Federal prosecutors have asked the judge to order a new mental evaluation for Robert Dear, who was previously ruled to be incompetent to stand trial in state court. “Justice has been delayed. It's been delayed for four years," said Assistant U.S. Attorney Pegeen Rhyne.
U.S. Magistrate Judge Kristen Mix on Friday gave Dear's attorneys until Dec. 20 to respond to the request. Dear has said he is guilty and told the judge he understood his rights and the charges against him.
“Yes, I understand totally,” said Dear, who was handcuffed in the front, shackled at the waist and wore a tan jail suit. Dear's competency is a top issue as federal prosecutors seek to swiftly advance the case against him. He faces dozens of state charges but has repeatedly been deemed incompetent by state authorities.
Dear consistently has insisted he is competent. In their motion, federal prosecutors cited "notable problems” with the state's tests for a mental evaluation, but they did not elaborate. A spokesman for the U.S. Attorney's Office declined to comment.
Prosecutors noted that the state court's incompetence ruling isn't binding in the federal case and said Dear didn't appear to be incompetent during a Monday hearing before U.S. Magistrate Judge Nina Wang. But, they added, the state court's ruling warrants a fresh evaluation in the new case.
“Mr. Dear told Judge Wang that he is competent, and the government does not believe that Mr. Dear’s behavior in federal court suggests otherwise," Assistant U.S. Attorney Rajiv Mohan wrote in the motion. “But the government is aware that the Court must take into consideration the fact that Mr. Dear was previously found incompetent in the State court proceedings against him.”
On Friday, Dear interrupted the court proceedings to criticize the evaluations at the state mental hospital in Pueblo, insisting they are unnecessary and complaining that they were not videotaped. “They throw me in the nuthouse.
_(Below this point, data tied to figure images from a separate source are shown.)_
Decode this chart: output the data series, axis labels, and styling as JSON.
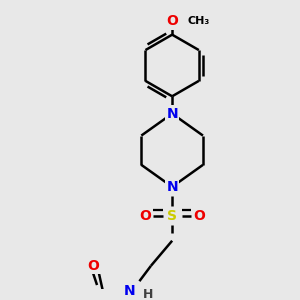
{
  "bg_color": "#e8e8e8",
  "line_color": "#000000",
  "bond_width": 1.8,
  "atom_colors": {
    "N": "#0000ee",
    "O": "#ee0000",
    "S": "#cccc00",
    "C": "#000000",
    "H": "#404040"
  },
  "figsize": [
    3.0,
    3.0
  ],
  "dpi": 100,
  "xlim": [
    0,
    300
  ],
  "ylim": [
    0,
    300
  ]
}
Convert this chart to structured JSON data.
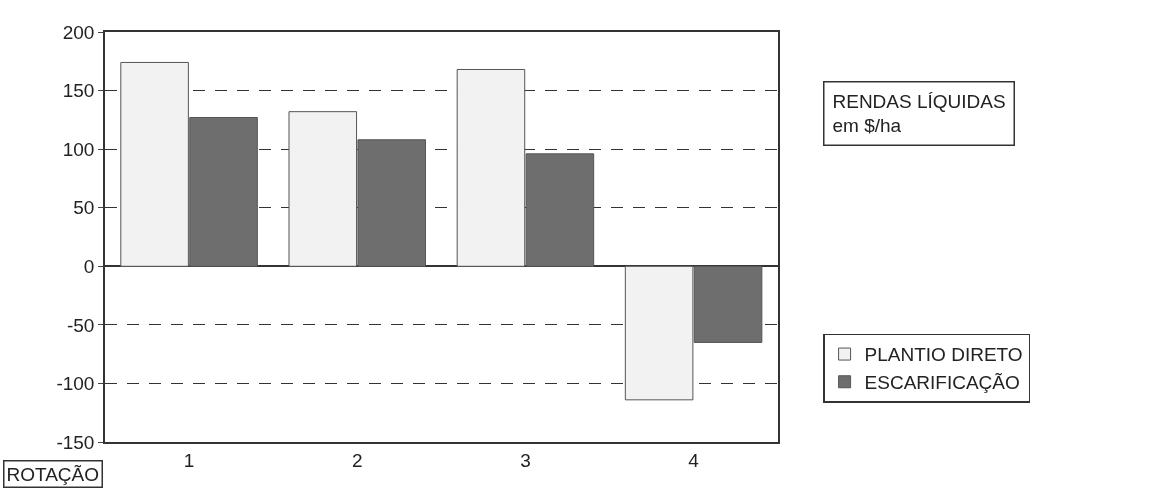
{
  "chart_data": {
    "type": "bar",
    "title": "RENDAS LÍQUIDAS\nem $/ha",
    "xlabel": "ROTAÇÃO",
    "categories": [
      "1",
      "2",
      "3",
      "4"
    ],
    "series": [
      {
        "name": "PLANTIO DIRETO",
        "color": "#f2f2f2",
        "values": [
          174,
          132,
          168,
          -114
        ]
      },
      {
        "name": "ESCARIFICAÇÃO",
        "color": "#6e6e6e",
        "values": [
          127,
          108,
          96,
          -65
        ]
      }
    ],
    "ylim": [
      -150,
      200
    ],
    "yticks": [
      -150,
      -100,
      -50,
      0,
      50,
      100,
      150,
      200
    ],
    "grid": "y",
    "line_style": "dashed",
    "legend": "right"
  }
}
They silence me,” he said at one point. He also said he would not participate in the evaluation requested by federal prosecutors.
Dear, who remains in the custody of the U.S. Marshals Service, held police at bay for more than five hours during the November 2015 attack in Colorado Springs that sent hundreds of holiday shoppers scrambling for safety.
A police officer from the University of Colorado, Colorado Springs, and two people who were accompanying friends to the clinic separately were killed in the rampage. Dear, 61, has previously declared in courtroom outbursts that he is guilty and called himself a “warrior for babies.” He faces 179 charges in state court, including murder and attempted murder, but that case has languished since he was deemed incompetent to stand trial in 2016. His mental health status has been reviewed every 90 days without change.
U.S. Attorney Jason Dunn announced a federal grand jury indictment on Monday related to the shooting. Dunn cited the delay on the state level as a factor in pursuing the federal case and said he had consulted with local prosecutors.
Dear is facing 68 counts in the federal case, including use of a firearm during a crime resulting in death and violating a law ensuring access to clinic entrances. The Freedom of Access to Clinic Entrances Act, which makes it a crime to injure or intimidate clinic patients or employees, includes a five-year statute of limitations.
Federal prosecutors have hired Dr. Park Dietz to evaluate Dear. The psychiatrist has participated in numerous high-profile cases, including serial killer Jeffrey Dahmer's and Boston Marathon bomber Dzhokhar Tsarnaev's.